Mulino Caputo, fondata nel 1924, è oggi leader nella produzione di farine con export in oltre 80 Paesi. Nel 2024 ha chiuso con ricavi a 226,7 milioni di euro (+12,9%), Ebitda di 79,1 milioni (margine al 34,7%) e utile netto di 53,3 milioni (+32,6%). La crescita è sostenuta dall'espansione nel mercato retail e dal segmento gluten free. L'azienda sta investendo 70 milioni in un nuovo stabilimento a Ripalimosani che creerà oltre cento posti di lavoro, confermando la sua eccellenza nel settore molitorio italiano.

«Il 2024 ha confermato il nostro ruolo di leader nel settore della ristorazione, ma soprattutto la nostra capacità di presidiare anche il mercato retail, grazie a un marchio sempre più riconoscibile – prosegue il Ceo –. La grande distribuzione guarda oggi ai nostri prodotti come a una proposta di valore. Essere presenti su più canali distributivi ci ha permesso di consolidare ulteriormente il brand». Un momento decisivo, in questo senso, è arrivato con la pandemia: «La chiusura di ristoranti e pasticcerie ha spinto i consumatori a panificare in casa. È così che siamo entrati nel mercato dello scaffale e abbiamo scoperto nuove opportunità di crescita. È stato un passaggio quasi casuale, ma che ci ha premiati con uno sviluppo costante».

Per sostenere questa espansione, Mulino Caputo sta realizzando a Ripalimosani (Campobasso) uno degli impianti più moderni ed estesi d’Europa per la produzione di farine biologiche di grano tenero. L’investimento, pari a circa 70 milioni di euro, creerà oltre cento posti di lavoro: lo stabilimento – non distante dalla sede di un altro protagonista del settore alimentare italiano, La Molisana – si estenderà su 25 mila metri quadrati, sarà alimentato da energia rinnovabile e verrà dotato di tecnologie all’avanguardia per ridurre i consumi e garantire una gestione sostenibile.

La crescita, in termini finanziari e non, è stata accompagnata da campagne di comunicazione sempre più efficaci: tra gli esempi più recenti gli spot televisivi con Paolo Bonolis e Luca Laurenti in collaborazione con Mediaset, che hanno rafforzato la notorietà del brand presso il grande pubblico.
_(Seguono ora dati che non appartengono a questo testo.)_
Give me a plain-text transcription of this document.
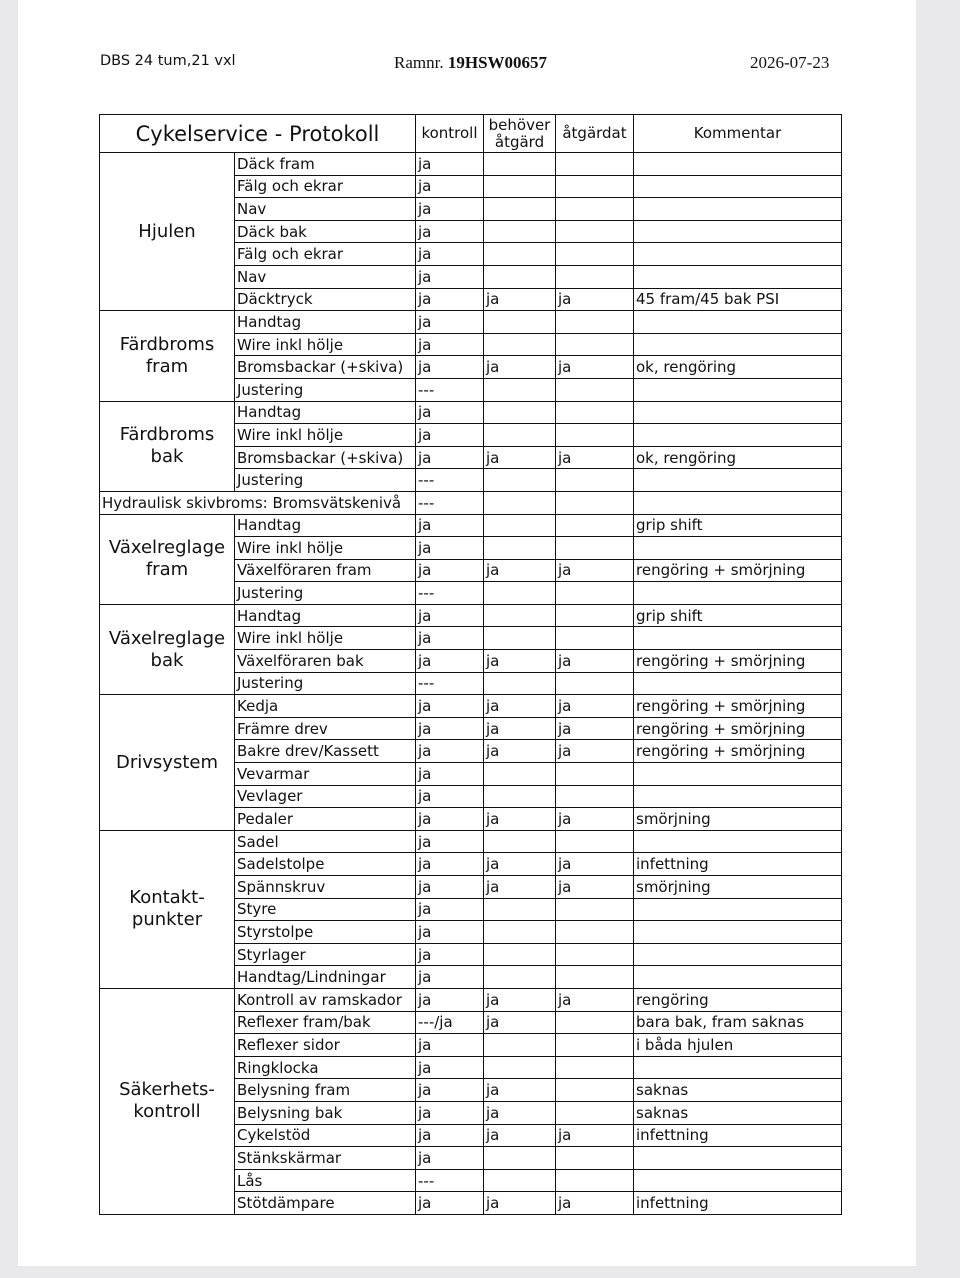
DBS 24 tum,21 vxl	Ramnr. 19HSW00657	2026-07-23
Cykelservice - Protokoll		kontroll	behöver åtgärd	åtgärdat	Kommentar
Hjulen	Däck fram	ja			
	Fälg och ekrar	ja			
	Nav	ja			
	Däck bak	ja			
	Fälg och ekrar	ja			
	Nav	ja			
	Däcktryck	ja	ja	ja	45 fram/45 bak PSI
Färdbroms fram	Handtag	ja			
	Wire inkl hölje	ja			
	Bromsbackar (+skiva)	ja	ja	ja	ok, rengöring
	Justering	---			
Färdbroms bak	Handtag	ja			
	Wire inkl hölje	ja			
	Bromsbackar (+skiva)	ja	ja	ja	ok, rengöring
	Justering	---			
Hydraulisk skivbroms: Bromsvätskenivå		---			
Växelreglage fram	Handtag	ja			grip shift
	Wire inkl hölje	ja			
	Växelföraren fram	ja	ja	ja	rengöring + smörjning
	Justering	---			
Växelreglage bak	Handtag	ja			grip shift
	Wire inkl hölje	ja			
	Växelföraren bak	ja	ja	ja	rengöring + smörjning
	Justering	---			
Drivsystem	Kedja	ja	ja	ja	rengöring + smörjning
	Främre drev	ja	ja	ja	rengöring + smörjning
	Bakre drev/Kassett	ja	ja	ja	rengöring + smörjning
	Vevarmar	ja			
	Vevlager	ja			
	Pedaler	ja	ja	ja	smörjning
Kontakt- punkter	Sadel	ja			
	Sadelstolpe	ja	ja	ja	infettning
	Spännskruv	ja	ja	ja	smörjning
	Styre	ja			
	Styrstolpe	ja			
	Styrlager	ja			
	Handtag/Lindningar	ja			
Säkerhets- kontroll	Kontroll av ramskador	ja	ja	ja	rengöring
	Reflexer fram/bak	---/ja	ja		bara bak, fram saknas
	Reflexer sidor	ja			i båda hjulen
	Ringklocka	ja			
	Belysning fram	ja	ja		saknas
	Belysning bak	ja	ja		saknas
	Cykelstöd	ja	ja	ja	infettning
	Stänkskärmar	ja			
	Lås	---			
	Stötdämpare	ja	ja	ja	infettning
Ma all’ombra del successo c’è anche la volontà di innovare il prodotto: la società ha investito nello sviluppo di nuove linee per intercettare le esigenze di un mercato sempre più diversificato e mutevole, introducendo la linea gluten free Fioreglut, pensata per pane, pizza, focacce e dolci. Il 2024 è stato segnato anche dal lancio del “Premio Caputo”, progetto di mecenatismo culturale che coinvolge l’Accademia di Belle Arti di Napoli e giovani artisti, chiamati a raccontare attraverso opere e installazioni il legame tra arte, grano e cucina popolare partenopea.

Arrivati a questo punto, si guarda ai conti del 2025 con ottimismo. «Ci aspettiamo risultati in linea con il 2024, con una crescita di qualche punto percentuale. Negli anni scorsi abbiamo investito molto e continuiamo a farlo per consolidare la nostra posizione. Oggi Mulino Caputo non è più soltanto nelle migliori pizzerie e ristoranti d’Italia, ma è arrivato anche sulle tavole degli italiani. Per continuare così, dobbiamo essere innanzitutto riconoscibili: penso che oggi sia la cosa più importante, all’interno di un mercato così vario».